La première bataille d’importance à laquelle le marquis de Castelnau prit part, auprès de Turenne et de Condé, fut à Fribourg-en-Brisgau, le 3 août 1644. Le général des ennemis était Mercy ; et ce général, depuis la mort de Wallenstein, de Spinola et de Gustave le roi de Suède, était bien, avec Gallas et Piccolomini, le plus redoutable de ceux qui eussent paru, dans la longue guerre de Trente Ans, du côté de l’étranger.

Aussitôt prévenu de la manière toute d’honneur dont le régiment Mazarin s’était comporté sous les ordres d’un tel chef, au cours de cette rencontre, le cardinal ne voulut pas différer plus longtemps d’exprimer au duc d’Enghien la satisfaction qu’il avait ressentie à l’endroit d’un homme qui défendait si bien ses couleurs.
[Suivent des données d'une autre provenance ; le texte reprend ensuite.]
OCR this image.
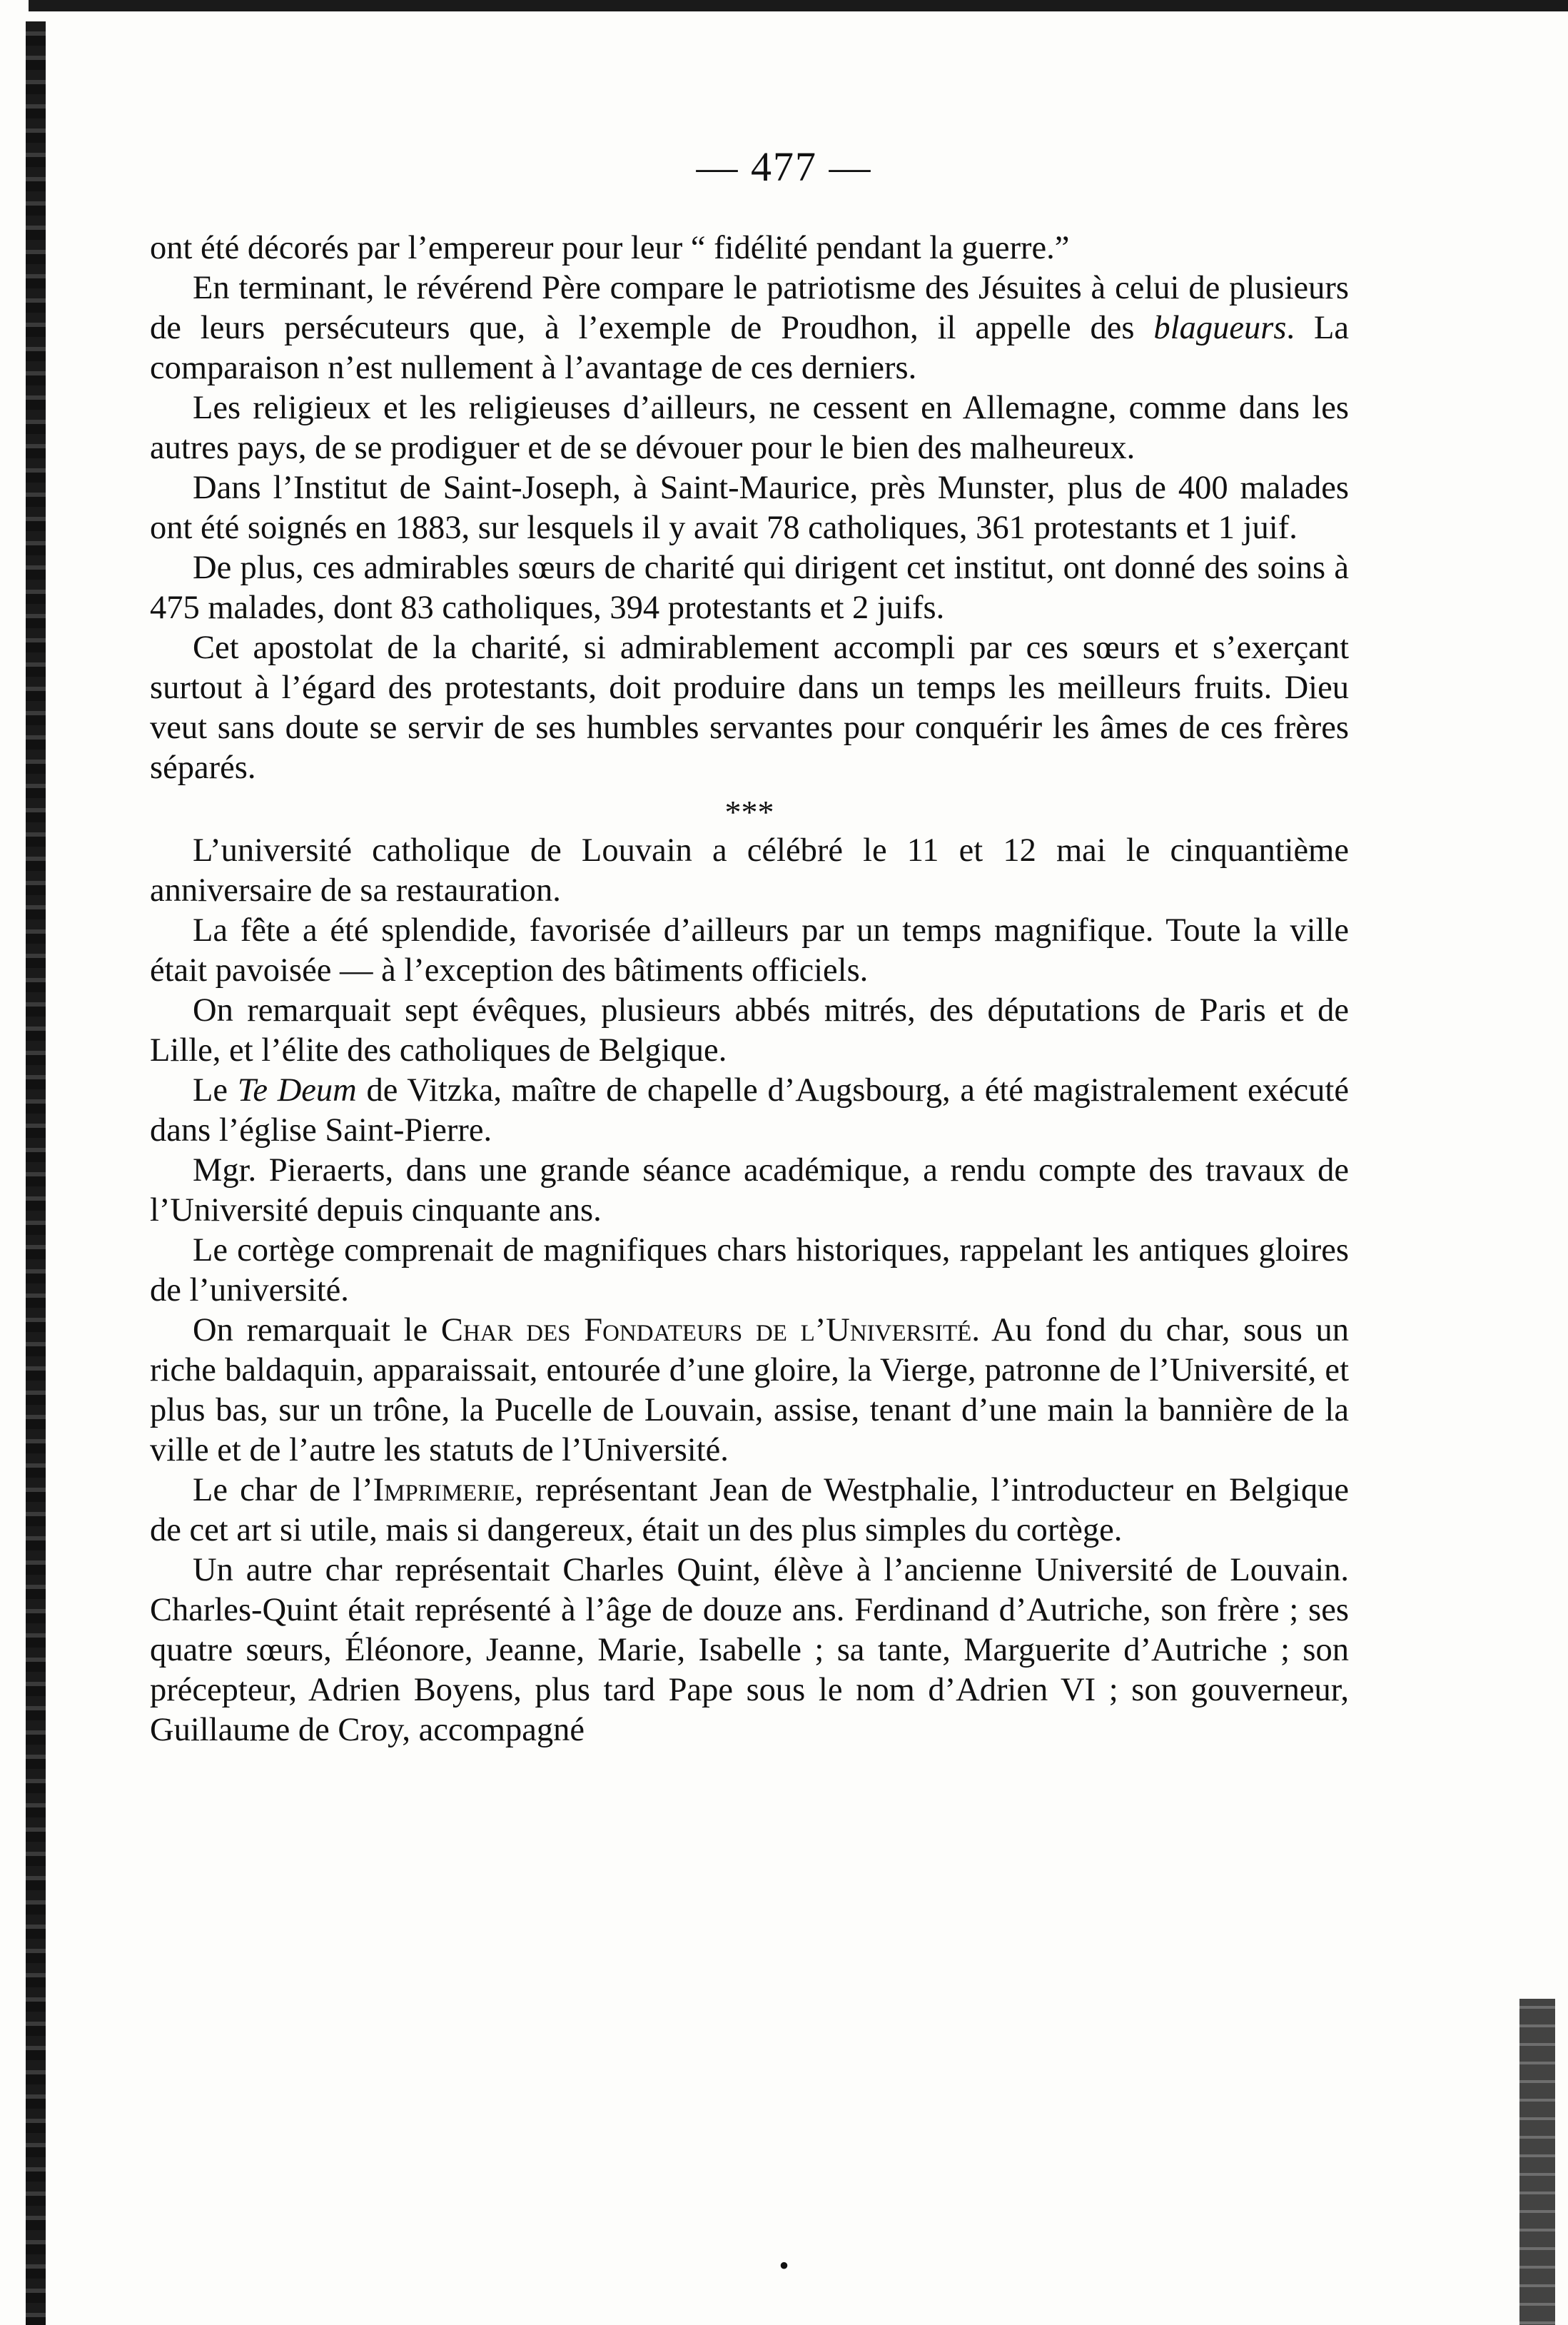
— 477 —

ont été décorés par l’empereur pour leur “ fidélité pendant la guerre.”

En terminant, le révérend Père compare le patriotisme des Jésuites à celui de plusieurs de leurs persécuteurs que, à l’exemple de Proudhon, il appelle des blagueurs. La comparaison n’est nullement à l’avantage de ces derniers.

Les religieux et les religieuses d’ailleurs, ne cessent en Allemagne, comme dans les autres pays, de se prodiguer et de se dévouer pour le bien des malheureux.

Dans l’Institut de Saint-Joseph, à Saint-Maurice, près Munster, plus de 400 malades ont été soignés en 1883, sur lesquels il y avait 78 catholiques, 361 protestants et 1 juif.

De plus, ces admirables sœurs de charité qui dirigent cet institut, ont donné des soins à 475 malades, dont 83 catholiques, 394 protestants et 2 juifs.

Cet apostolat de la charité, si admirablement accompli par ces sœurs et s’exerçant surtout à l’égard des protestants, doit produire dans un temps les meilleurs fruits. Dieu veut sans doute se servir de ses humbles servantes pour conquérir les âmes de ces frères séparés.

***

L’université catholique de Louvain a célébré le 11 et 12 mai le cinquantième anniversaire de sa restauration.

La fête a été splendide, favorisée d’ailleurs par un temps magnifique. Toute la ville était pavoisée — à l’exception des bâtiments officiels.

On remarquait sept évêques, plusieurs abbés mitrés, des députations de Paris et de Lille, et l’élite des catholiques de Belgique.

Le Te Deum de Vitzka, maître de chapelle d’Augsbourg, a été magistralement exécuté dans l’église Saint-Pierre.

Mgr. Pieraerts, dans une grande séance académique, a rendu compte des travaux de l’Université depuis cinquante ans.

Le cortège comprenait de magnifiques chars historiques, rappelant les antiques gloires de l’université.

On remarquait le Char des Fondateurs de l’Université. Au fond du char, sous un riche baldaquin, apparaissait, entourée d’une gloire, la Vierge, patronne de l’Université, et plus bas, sur un trône, la Pucelle de Louvain, assise, tenant d’une main la bannière de la ville et de l’autre les statuts de l’Université.

Le char de l’Imprimerie, représentant Jean de Westphalie, l’introducteur en Belgique de cet art si utile, mais si dangereux, était un des plus simples du cortège.

Un autre char représentait Charles Quint, élève à l’ancienne Université de Louvain. Charles-Quint était représenté à l’âge de douze ans. Ferdinand d’Autriche, son frère ; ses quatre sœurs, Éléonore, Jeanne, Marie, Isabelle ; sa tante, Marguerite d’Autriche ; son précepteur, Adrien Boyens, plus tard Pape sous le nom d’Adrien VI ; son gouverneur, Guillaume de Croy, accompagné

•
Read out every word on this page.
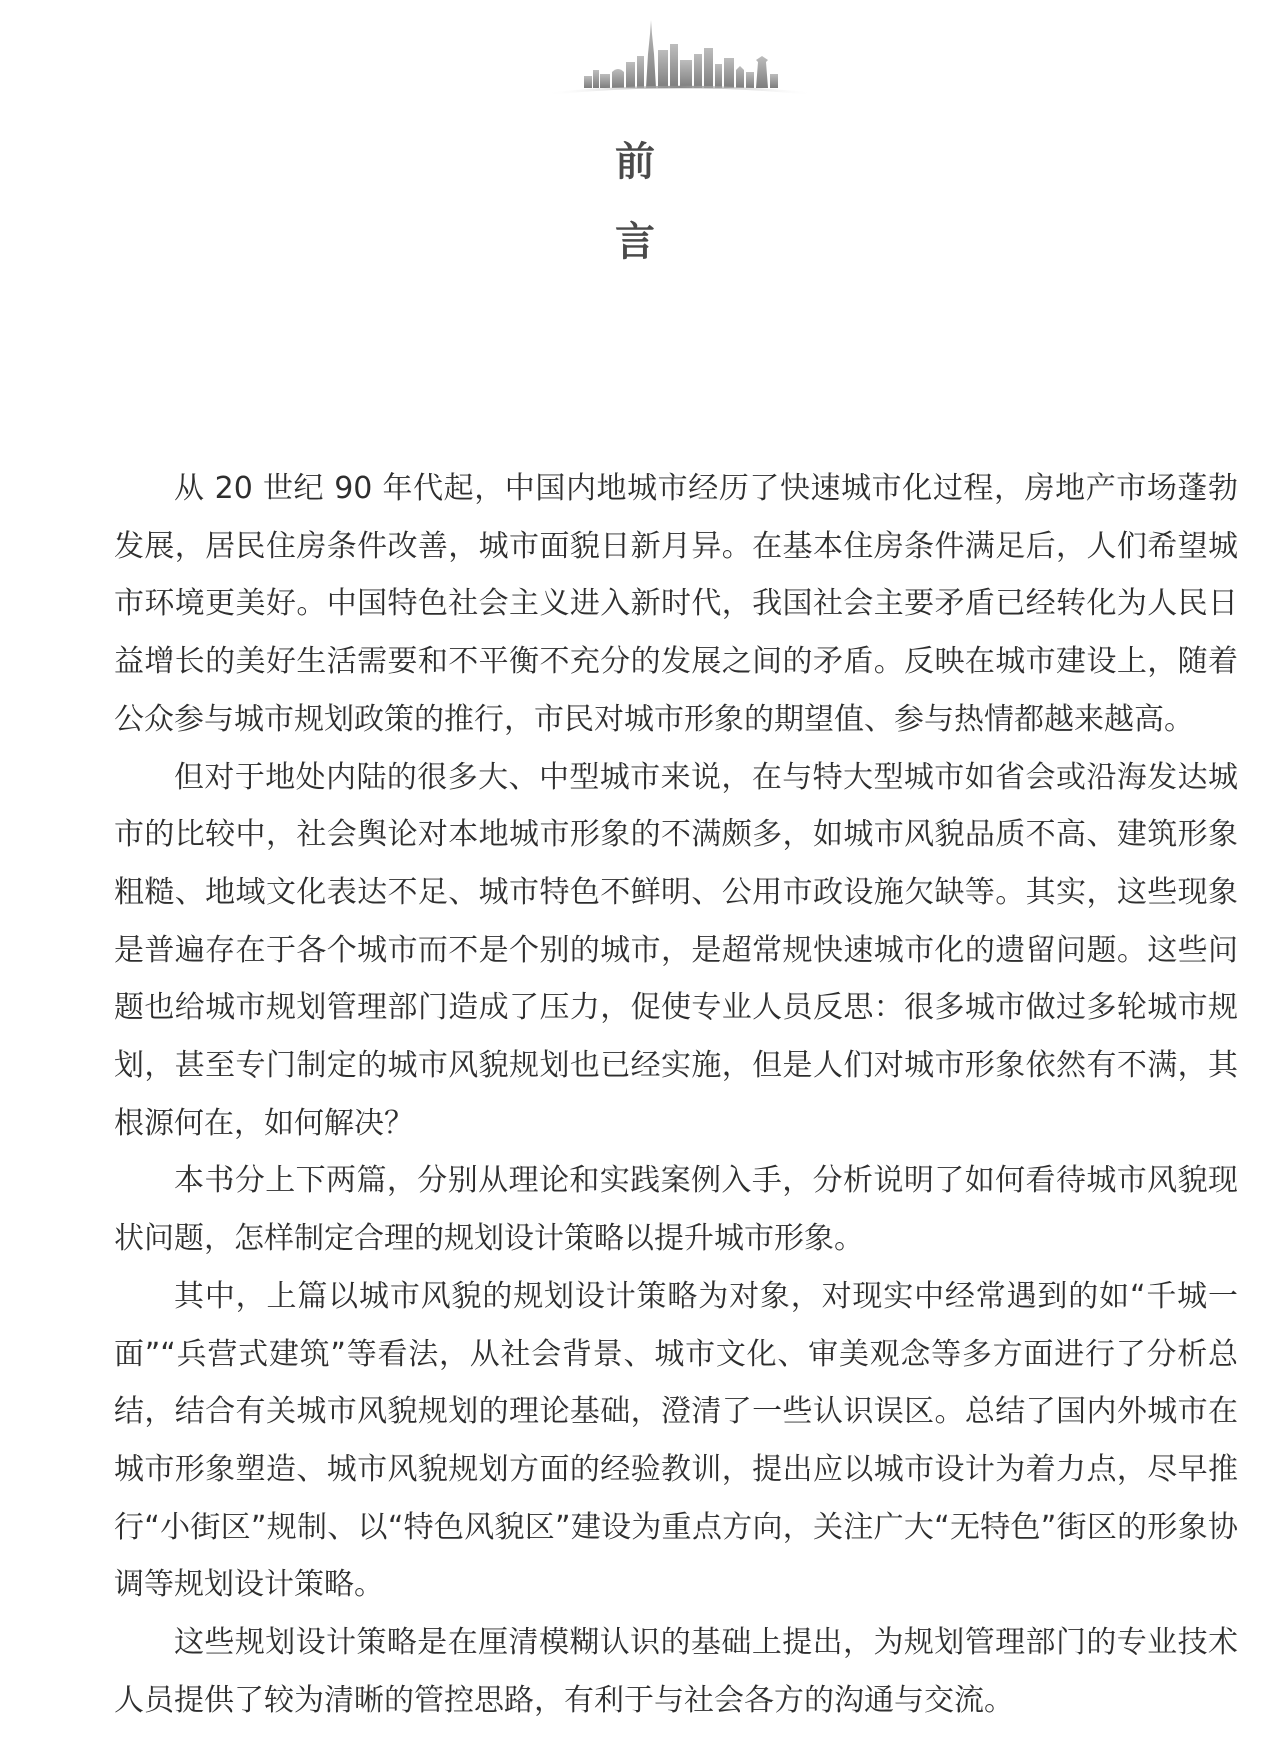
前
言

从 20 世纪 90 年代起，中国内地城市经历了快速城市化过程，房地产市场蓬勃发展，居民住房条件改善，城市面貌日新月异。在基本住房条件满足后，人们希望城市环境更美好。中国特色社会主义进入新时代，我国社会主要矛盾已经转化为人民日益增长的美好生活需要和不平衡不充分的发展之间的矛盾。反映在城市建设上，随着公众参与城市规划政策的推行，市民对城市形象的期望值、参与热情都越来越高。

但对于地处内陆的很多大、中型城市来说，在与特大型城市如省会或沿海发达城市的比较中，社会舆论对本地城市形象的不满颇多，如城市风貌品质不高、建筑形象粗糙、地域文化表达不足、城市特色不鲜明、公用市政设施欠缺等。其实，这些现象是普遍存在于各个城市而不是个别的城市，是超常规快速城市化的遗留问题。这些问题也给城市规划管理部门造成了压力，促使专业人员反思：很多城市做过多轮城市规划，甚至专门制定的城市风貌规划也已经实施，但是人们对城市形象依然有不满，其根源何在，如何解决？

本书分上下两篇，分别从理论和实践案例入手，分析说明了如何看待城市风貌现状问题，怎样制定合理的规划设计策略以提升城市形象。

其中，上篇以城市风貌的规划设计策略为对象，对现实中经常遇到的如“千城一面”“兵营式建筑”等看法，从社会背景、城市文化、审美观念等多方面进行了分析总结，结合有关城市风貌规划的理论基础，澄清了一些认识误区。总结了国内外城市在城市形象塑造、城市风貌规划方面的经验教训，提出应以城市设计为着力点，尽早推行“小街区”规制、以“特色风貌区”建设为重点方向，关注广大“无特色”街区的形象协调等规划设计策略。

这些规划设计策略是在厘清模糊认识的基础上提出，为规划管理部门的专业技术人员提供了较为清晰的管控思路，有利于与社会各方的沟通与交流。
De Paris, à la date du 17 août 1644, il écrivait au Prince : « Je crois que le sieur de Castelnau sera bien aise de continuer à servir avec mon régiment ; dans l’assurance qu’il doit avoir que, dans la bonne opinion que vous avez de lui et de l’inclination que j’ai pour sa personne, je lui procurerai des avantages dont il aura sujet d’être content. »

Le principal de ces avantages est que M. de Castelnau fut, après Fribourg, élevé au grade de maréchal de camp ; mais, l’année suivante, après la bataille de Nordlingen, Son Eminence devait le nommer maréchal de bataille. C’étaient là de beaux titres et par lesquels Castelnau commençait de prétendre à ceux que de nouveaux succès allaient lui mériter : le grade si recherché de lieutenant-général et, la veille même de sa mort, au lendemain du combat des Dunes, cet autre grade, le plus élevé de tous en dignité et en faveur : celui de maréchal de France.